BARBARA: (filtered) It wasn't always this way, you know. In the past few months, he's changed. A lot. He quit his job at the bar, he changed his phone number, updated his costume... You should've seen his face when he said he was going to be moving here. Sometimes I think he's more Nightwing than Dick Grayson now. I think you would've liked Dick Grayson. He was more like you. He was...
WALLY: The man you fell in love with?
The question goes unanswered.
BARBARA: (filtered) Good night.
WALLY: Hey, hey you take care now, alright? Don't go taking any candy from strangers.
She signs off. He looks at his reflection in a puddle.
WALLY: Don't you start.
Across the street, a KID is buying drugs from Edgar, who finishes the transaction and moves off. Wally steps forward, blocking the kid. He wordlessly takes the drugs from the kid, sends him on his way.
EXT. JUNKYARD NIGHT
Close on Flash. He holds a knife in his hand.
FLASH: Now, who's your supplier?
EDGAR: (O.S.) Go to hell.
He THROWS the knife. Whip-pan to EDGAR, tied to a fence. The knife sinks in just to the side of his face.
EDGAR: You can't do this to me! I have protection against you people!
FLASH: You people?
EDGAR: Capes and tights! I have insurance! He said he wouldn't let you guys have me!
FLASH: Who?
Edgar doesn't say anything. Flash picks up another knife.

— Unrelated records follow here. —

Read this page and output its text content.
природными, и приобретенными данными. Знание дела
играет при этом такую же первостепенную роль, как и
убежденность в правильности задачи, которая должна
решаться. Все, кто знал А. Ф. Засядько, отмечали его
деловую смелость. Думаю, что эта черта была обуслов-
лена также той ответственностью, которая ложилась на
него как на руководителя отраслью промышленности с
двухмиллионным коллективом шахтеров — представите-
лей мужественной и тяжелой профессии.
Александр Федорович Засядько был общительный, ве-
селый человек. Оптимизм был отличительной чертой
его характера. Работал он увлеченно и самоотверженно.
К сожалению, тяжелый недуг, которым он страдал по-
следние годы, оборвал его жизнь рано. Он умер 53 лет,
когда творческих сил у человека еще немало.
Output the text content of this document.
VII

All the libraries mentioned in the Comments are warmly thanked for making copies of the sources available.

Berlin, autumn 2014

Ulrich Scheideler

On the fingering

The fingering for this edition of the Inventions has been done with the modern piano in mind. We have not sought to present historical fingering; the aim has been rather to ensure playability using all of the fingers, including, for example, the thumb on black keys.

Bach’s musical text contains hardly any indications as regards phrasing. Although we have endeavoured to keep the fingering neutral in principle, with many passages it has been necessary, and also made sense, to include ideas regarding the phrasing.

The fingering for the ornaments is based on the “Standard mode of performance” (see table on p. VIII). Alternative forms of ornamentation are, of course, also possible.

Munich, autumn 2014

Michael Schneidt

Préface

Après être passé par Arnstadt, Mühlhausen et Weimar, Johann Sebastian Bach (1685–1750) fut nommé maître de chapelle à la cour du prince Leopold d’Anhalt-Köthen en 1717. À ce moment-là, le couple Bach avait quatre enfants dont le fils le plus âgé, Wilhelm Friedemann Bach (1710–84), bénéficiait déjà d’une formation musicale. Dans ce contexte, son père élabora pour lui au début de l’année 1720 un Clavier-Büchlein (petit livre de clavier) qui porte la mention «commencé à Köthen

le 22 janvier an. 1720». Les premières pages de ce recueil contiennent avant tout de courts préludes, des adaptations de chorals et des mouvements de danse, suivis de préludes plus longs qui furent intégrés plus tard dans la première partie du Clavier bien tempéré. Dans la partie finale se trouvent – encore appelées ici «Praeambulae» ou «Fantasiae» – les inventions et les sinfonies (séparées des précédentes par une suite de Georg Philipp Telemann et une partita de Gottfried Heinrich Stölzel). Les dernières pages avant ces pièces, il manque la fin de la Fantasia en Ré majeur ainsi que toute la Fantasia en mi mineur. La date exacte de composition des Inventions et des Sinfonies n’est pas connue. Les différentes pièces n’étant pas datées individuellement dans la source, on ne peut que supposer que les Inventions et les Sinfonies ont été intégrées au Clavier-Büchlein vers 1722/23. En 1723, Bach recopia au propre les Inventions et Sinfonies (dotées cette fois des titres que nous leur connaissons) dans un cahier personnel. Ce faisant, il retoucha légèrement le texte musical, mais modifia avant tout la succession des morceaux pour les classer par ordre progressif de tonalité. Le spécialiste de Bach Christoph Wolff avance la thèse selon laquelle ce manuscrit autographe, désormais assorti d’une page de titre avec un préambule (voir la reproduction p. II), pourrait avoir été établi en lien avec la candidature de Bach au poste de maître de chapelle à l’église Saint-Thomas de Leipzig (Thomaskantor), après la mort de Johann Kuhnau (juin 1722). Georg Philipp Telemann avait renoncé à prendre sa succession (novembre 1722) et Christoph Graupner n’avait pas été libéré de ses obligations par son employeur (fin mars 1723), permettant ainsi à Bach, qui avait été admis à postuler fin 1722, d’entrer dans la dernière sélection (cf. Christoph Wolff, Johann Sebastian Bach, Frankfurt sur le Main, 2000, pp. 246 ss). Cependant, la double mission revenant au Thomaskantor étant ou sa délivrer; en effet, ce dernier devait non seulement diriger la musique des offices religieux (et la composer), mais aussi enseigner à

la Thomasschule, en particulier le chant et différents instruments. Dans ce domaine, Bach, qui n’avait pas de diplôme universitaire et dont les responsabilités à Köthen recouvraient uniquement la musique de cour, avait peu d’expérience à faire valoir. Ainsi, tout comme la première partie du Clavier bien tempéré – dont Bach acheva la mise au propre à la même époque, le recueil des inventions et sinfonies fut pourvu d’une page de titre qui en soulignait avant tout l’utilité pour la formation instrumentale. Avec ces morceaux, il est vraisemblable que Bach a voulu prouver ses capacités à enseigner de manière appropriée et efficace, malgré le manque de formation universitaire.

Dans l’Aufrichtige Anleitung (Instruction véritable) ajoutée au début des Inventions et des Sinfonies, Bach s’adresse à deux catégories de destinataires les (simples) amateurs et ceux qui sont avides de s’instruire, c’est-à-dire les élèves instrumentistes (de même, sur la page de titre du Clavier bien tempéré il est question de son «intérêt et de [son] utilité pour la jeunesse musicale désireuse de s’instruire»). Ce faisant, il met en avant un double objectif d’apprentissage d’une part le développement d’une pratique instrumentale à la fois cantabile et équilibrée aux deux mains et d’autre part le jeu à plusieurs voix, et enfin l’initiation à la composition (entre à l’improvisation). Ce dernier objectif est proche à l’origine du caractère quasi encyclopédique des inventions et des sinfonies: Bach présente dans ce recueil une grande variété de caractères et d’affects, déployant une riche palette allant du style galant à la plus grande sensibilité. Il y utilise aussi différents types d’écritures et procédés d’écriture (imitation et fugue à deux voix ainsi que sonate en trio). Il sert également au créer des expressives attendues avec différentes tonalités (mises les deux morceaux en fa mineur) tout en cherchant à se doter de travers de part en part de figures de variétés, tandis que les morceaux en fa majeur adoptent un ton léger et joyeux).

FLASH: Okay, but keep in mind, it's getting late. I don't know how much longer I can...
He yawns and throws the knife. Suddenly we shift into FLASH-TIME. Flash grabs the knife and sticks it to the fence just below Edgar's crotch, then resumes his previous position.
EDGAR: Oh my God!
FLASH: I know. I can't believe I missed.